Mevlânâ'ya göre söz, üç yerden çıkar: Nefis, akıl ve aşk. Nefisten gelen söz, bulanık ve tatsızdır. Bundan ne söyleyen bir zevk alır ne de dinleyene bir faydası olur. Aklın sözü, akıllılarca makbuldür ve bir çok faydaların kaynağıdır. Aşkın sözü ise söyleyeni mest, dinleyeni sarhoş edip neşelendirir (Eflaki II:103).
Özet olarak Mevlânâ'ya göre akıl, insanın doğruyu bulmasında bir rehberdir. Peygamberler ve erenler, akla tam uydukları için yanılmamış ve doğru yolu bulmuşlar, bu yüzden de korkudan ve üzüntüden kurtulmuşlardır. Yine ona göre akıl, biri Hakk vergisi, diğeri sonradan kazanılmış olmak üzere ikiye ayrılır.
Ayrıca aklı, külli ve cüzi akıl olmak üzere ikiye ayırır. Külli akıl peygamberlerin aklıdır. Onlar dünyaya gelmeden önce her şey öğretilmiştir. O yüzden peygamberler ümmidir ve onların okuma yazma bilmelerine gerek yoktur. Cüz'i akıl ise sıradan insanların aklıdır.
Yine ona göre iman ve utanma akıl sayesinde mümkündür. Eğer akıl yoksa bu ikisi de yoktur. İleri derecedeki akıl hastalarının ne Yüce Yaratan'a ne de diğer insanlara karşı bir sevgi ve ilgisi olabilir.

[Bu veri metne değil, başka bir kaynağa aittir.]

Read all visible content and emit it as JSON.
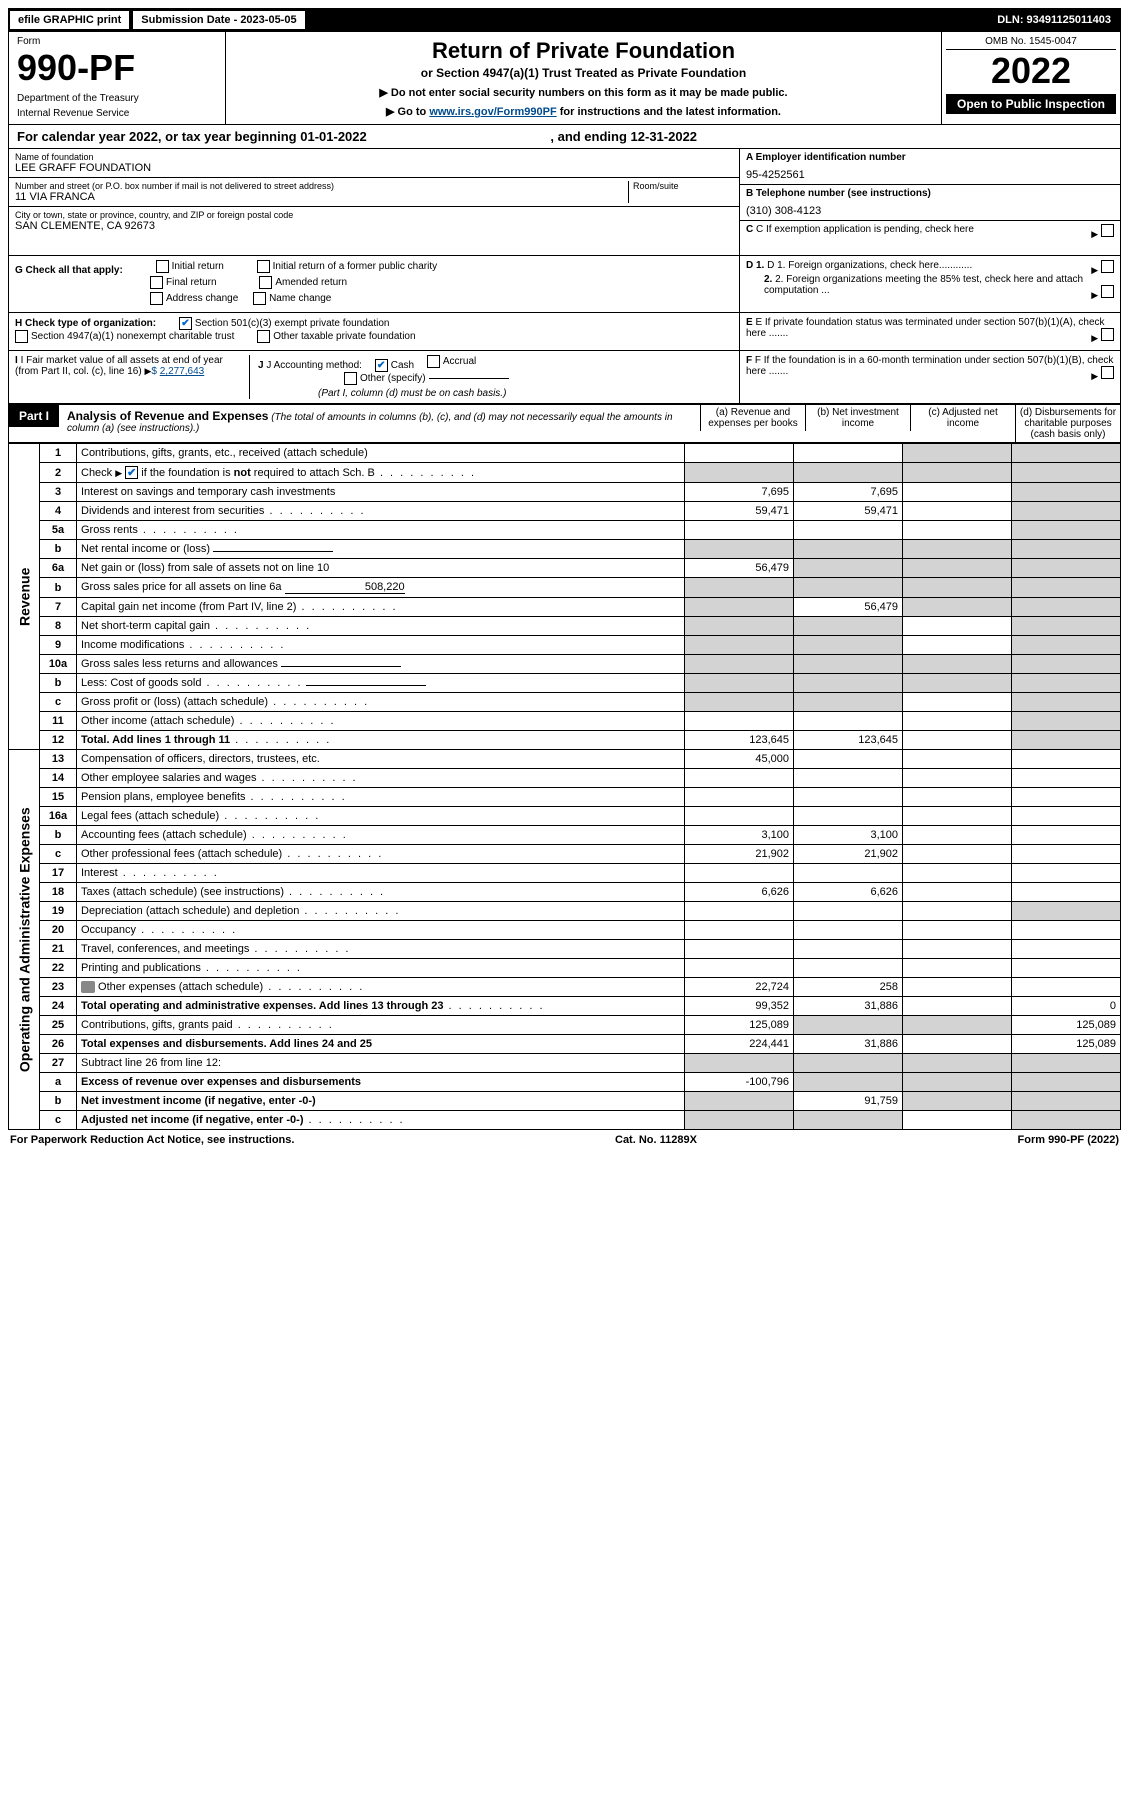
{
  "topbar": {
    "efile": "efile GRAPHIC print",
    "subdate_label": "Submission Date - 2023-05-05",
    "dln": "DLN: 93491125011403"
  },
  "header": {
    "form_word": "Form",
    "form_number": "990-PF",
    "dept1": "Department of the Treasury",
    "dept2": "Internal Revenue Service",
    "title": "Return of Private Foundation",
    "subtitle": "or Section 4947(a)(1) Trust Treated as Private Foundation",
    "note1_pre": "▶ Do not enter social security numbers on this form as it may be made public.",
    "note2_pre": "▶ Go to ",
    "note2_link": "www.irs.gov/Form990PF",
    "note2_post": " for instructions and the latest information.",
    "omb": "OMB No. 1545-0047",
    "year": "2022",
    "open": "Open to Public Inspection"
  },
  "cal_year": {
    "prefix": "For calendar year 2022, or tax year beginning ",
    "begin": "01-01-2022",
    "mid": " , and ending ",
    "end": "12-31-2022"
  },
  "info": {
    "name_label": "Name of foundation",
    "name": "LEE GRAFF FOUNDATION",
    "addr_label": "Number and street (or P.O. box number if mail is not delivered to street address)",
    "room_label": "Room/suite",
    "addr": "11 VIA FRANCA",
    "city_label": "City or town, state or province, country, and ZIP or foreign postal code",
    "city": "SAN CLEMENTE, CA  92673",
    "ein_label": "A Employer identification number",
    "ein": "95-4252561",
    "phone_label": "B Telephone number (see instructions)",
    "phone": "(310) 308-4123",
    "c_label": "C If exemption application is pending, check here",
    "d1": "D 1. Foreign organizations, check here............",
    "d2": "2. Foreign organizations meeting the 85% test, check here and attach computation ...",
    "e": "E  If private foundation status was terminated under section 507(b)(1)(A), check here .......",
    "f": "F  If the foundation is in a 60-month termination under section 507(b)(1)(B), check here .......",
    "g_label": "G Check all that apply:",
    "g_initial": "Initial return",
    "g_initial_former": "Initial return of a former public charity",
    "g_final": "Final return",
    "g_amended": "Amended return",
    "g_addr": "Address change",
    "g_name": "Name change",
    "h_label": "H Check type of organization:",
    "h_501c3": "Section 501(c)(3) exempt private foundation",
    "h_4947": "Section 4947(a)(1) nonexempt charitable trust",
    "h_other": "Other taxable private foundation",
    "i_label": "I Fair market value of all assets at end of year (from Part II, col. (c), line 16)",
    "i_val": "2,277,643",
    "j_label": "J Accounting method:",
    "j_cash": "Cash",
    "j_accrual": "Accrual",
    "j_other": "Other (specify)",
    "j_note": "(Part I, column (d) must be on cash basis.)"
  },
  "part1": {
    "badge": "Part I",
    "title": "Analysis of Revenue and Expenses",
    "note": " (The total of amounts in columns (b), (c), and (d) may not necessarily equal the amounts in column (a) (see instructions).)",
    "col_a": "(a)  Revenue and expenses per books",
    "col_b": "(b)  Net investment income",
    "col_c": "(c)  Adjusted net income",
    "col_d": "(d)  Disbursements for charitable purposes (cash basis only)"
  },
  "side": {
    "revenue": "Revenue",
    "opex": "Operating and Administrative Expenses"
  },
  "rows": [
    {
      "n": "1",
      "d": "Contributions, gifts, grants, etc., received (attach schedule)",
      "a": "",
      "b": "",
      "c": "s",
      "dcol": "s"
    },
    {
      "n": "2",
      "d": "Check ▶ ☑ if the foundation is not required to attach Sch. B",
      "dots": true,
      "a": "s",
      "b": "s",
      "c": "s",
      "dcol": "s",
      "check": true
    },
    {
      "n": "3",
      "d": "Interest on savings and temporary cash investments",
      "a": "7,695",
      "b": "7,695",
      "c": "",
      "dcol": "s"
    },
    {
      "n": "4",
      "d": "Dividends and interest from securities",
      "dots": true,
      "a": "59,471",
      "b": "59,471",
      "c": "",
      "dcol": "s"
    },
    {
      "n": "5a",
      "d": "Gross rents",
      "dots": true,
      "a": "",
      "b": "",
      "c": "",
      "dcol": "s"
    },
    {
      "n": "b",
      "d": "Net rental income or (loss)",
      "a": "s",
      "b": "s",
      "c": "s",
      "dcol": "s",
      "inline": true
    },
    {
      "n": "6a",
      "d": "Net gain or (loss) from sale of assets not on line 10",
      "a": "56,479",
      "b": "s",
      "c": "s",
      "dcol": "s"
    },
    {
      "n": "b",
      "d": "Gross sales price for all assets on line 6a",
      "a": "s",
      "b": "s",
      "c": "s",
      "dcol": "s",
      "inline": true,
      "ival": "508,220"
    },
    {
      "n": "7",
      "d": "Capital gain net income (from Part IV, line 2)",
      "dots": true,
      "a": "s",
      "b": "56,479",
      "c": "s",
      "dcol": "s"
    },
    {
      "n": "8",
      "d": "Net short-term capital gain",
      "dots": true,
      "a": "s",
      "b": "s",
      "c": "",
      "dcol": "s"
    },
    {
      "n": "9",
      "d": "Income modifications",
      "dots": true,
      "a": "s",
      "b": "s",
      "c": "",
      "dcol": "s"
    },
    {
      "n": "10a",
      "d": "Gross sales less returns and allowances",
      "a": "s",
      "b": "s",
      "c": "s",
      "dcol": "s",
      "inline": true
    },
    {
      "n": "b",
      "d": "Less: Cost of goods sold",
      "dots": true,
      "a": "s",
      "b": "s",
      "c": "s",
      "dcol": "s",
      "inline": true
    },
    {
      "n": "c",
      "d": "Gross profit or (loss) (attach schedule)",
      "dots": true,
      "a": "s",
      "b": "s",
      "c": "",
      "dcol": "s"
    },
    {
      "n": "11",
      "d": "Other income (attach schedule)",
      "dots": true,
      "a": "",
      "b": "",
      "c": "",
      "dcol": "s"
    },
    {
      "n": "12",
      "d": "Total. Add lines 1 through 11",
      "dots": true,
      "bold": true,
      "a": "123,645",
      "b": "123,645",
      "c": "",
      "dcol": "s"
    },
    {
      "n": "13",
      "d": "Compensation of officers, directors, trustees, etc.",
      "a": "45,000",
      "b": "",
      "c": "",
      "dcol": ""
    },
    {
      "n": "14",
      "d": "Other employee salaries and wages",
      "dots": true,
      "a": "",
      "b": "",
      "c": "",
      "dcol": ""
    },
    {
      "n": "15",
      "d": "Pension plans, employee benefits",
      "dots": true,
      "a": "",
      "b": "",
      "c": "",
      "dcol": ""
    },
    {
      "n": "16a",
      "d": "Legal fees (attach schedule)",
      "dots": true,
      "a": "",
      "b": "",
      "c": "",
      "dcol": ""
    },
    {
      "n": "b",
      "d": "Accounting fees (attach schedule)",
      "dots": true,
      "a": "3,100",
      "b": "3,100",
      "c": "",
      "dcol": ""
    },
    {
      "n": "c",
      "d": "Other professional fees (attach schedule)",
      "dots": true,
      "a": "21,902",
      "b": "21,902",
      "c": "",
      "dcol": ""
    },
    {
      "n": "17",
      "d": "Interest",
      "dots": true,
      "a": "",
      "b": "",
      "c": "",
      "dcol": ""
    },
    {
      "n": "18",
      "d": "Taxes (attach schedule) (see instructions)",
      "dots": true,
      "a": "6,626",
      "b": "6,626",
      "c": "",
      "dcol": ""
    },
    {
      "n": "19",
      "d": "Depreciation (attach schedule) and depletion",
      "dots": true,
      "a": "",
      "b": "",
      "c": "",
      "dcol": "s"
    },
    {
      "n": "20",
      "d": "Occupancy",
      "dots": true,
      "a": "",
      "b": "",
      "c": "",
      "dcol": ""
    },
    {
      "n": "21",
      "d": "Travel, conferences, and meetings",
      "dots": true,
      "a": "",
      "b": "",
      "c": "",
      "dcol": ""
    },
    {
      "n": "22",
      "d": "Printing and publications",
      "dots": true,
      "a": "",
      "b": "",
      "c": "",
      "dcol": ""
    },
    {
      "n": "23",
      "d": "Other expenses (attach schedule)",
      "dots": true,
      "a": "22,724",
      "b": "258",
      "c": "",
      "dcol": "",
      "icon": true
    },
    {
      "n": "24",
      "d": "Total operating and administrative expenses. Add lines 13 through 23",
      "dots": true,
      "bold": true,
      "a": "99,352",
      "b": "31,886",
      "c": "",
      "dcol": "0"
    },
    {
      "n": "25",
      "d": "Contributions, gifts, grants paid",
      "dots": true,
      "a": "125,089",
      "b": "s",
      "c": "s",
      "dcol": "125,089"
    },
    {
      "n": "26",
      "d": "Total expenses and disbursements. Add lines 24 and 25",
      "bold": true,
      "a": "224,441",
      "b": "31,886",
      "c": "",
      "dcol": "125,089"
    },
    {
      "n": "27",
      "d": "Subtract line 26 from line 12:",
      "a": "s",
      "b": "s",
      "c": "s",
      "dcol": "s"
    },
    {
      "n": "a",
      "d": "Excess of revenue over expenses and disbursements",
      "bold": true,
      "a": "-100,796",
      "b": "s",
      "c": "s",
      "dcol": "s"
    },
    {
      "n": "b",
      "d": "Net investment income (if negative, enter -0-)",
      "bold": true,
      "a": "s",
      "b": "91,759",
      "c": "s",
      "dcol": "s"
    },
    {
      "n": "c",
      "d": "Adjusted net income (if negative, enter -0-)",
      "dots": true,
      "bold": true,
      "a": "s",
      "b": "s",
      "c": "",
      "dcol": "s"
    }
  ],
  "footer": {
    "left": "For Paperwork Reduction Act Notice, see instructions.",
    "center": "Cat. No. 11289X",
    "right": "Form 990-PF (2022)"
  },
  "colors": {
    "link": "#004b8d",
    "shade": "#d3d3d3",
    "check": "#0066cc"
  }
}
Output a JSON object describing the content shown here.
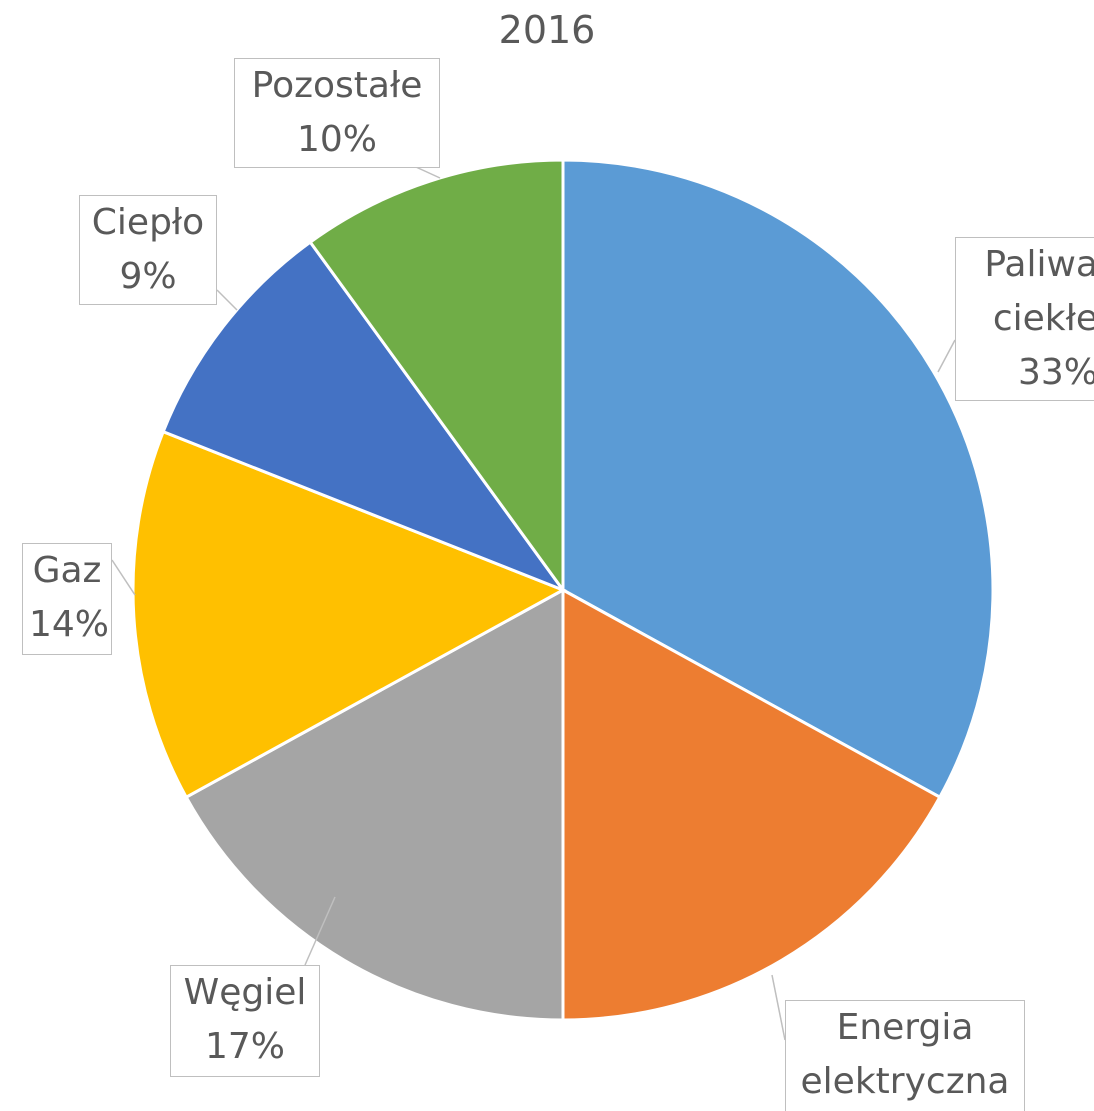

Görüldüğü gibi Mevlânâ'ya göre insanda akıl ve sevgi dengesinin kurulması gerekmektedir.
Sonuç
Tasavufun diğer felsefelerden en önemli farkı, belki de, bu düşüncenin aynı zamanda
uygulamaya dönük olmasıdır. İşte bu yüzden Mevlânâ sevgi ve aşk felsefesi olan tasavvufa inanmış ve bunu bütün hayatı boyunca uygulamıştır. İnsanları dinli-dinsiz, kadın-erkek, müslüman-hıristiyan, iyi-kötü, güzel-çirkin olarak ayırmayıp hepsini bir görüp samimiyetle sevmiştir. Ayrıca o gördüğü her insana secde eder, saygı gösterirdi. Bu sebeple öldüğü zaman bütün din ve bütün milletlerden insanlar onun için ağladı ve yasını tuttular. Kadınlar ve çocuklar da cenaze töreninde yer aldılar.
Yahudi'lerden, Hıristiyan'lardan Arap'lardan, Türk'lerden bütün milletler, bütün din ve devlet sahipleri hazır bulunuyorlardı. Herbiri kendi adetleri veçhile kitapları ellerinde önden gidiyorlardı. Zebur'dan, Tevrat'tan, İncil'den ayetler okuyor ve hepsi de feryad ediyorlardı (Eflaki II: 163).
Mevlânâ, şiiri inkar ettiği halde doğunun en büyük şairlerinden birisi olduğu (Enginün,1986:35) gibi, felsefeyi inkar edip onu da küçük gördüğü halde, bu düşünceleri ile o yine de felsefe yapmıştır, denilebilir.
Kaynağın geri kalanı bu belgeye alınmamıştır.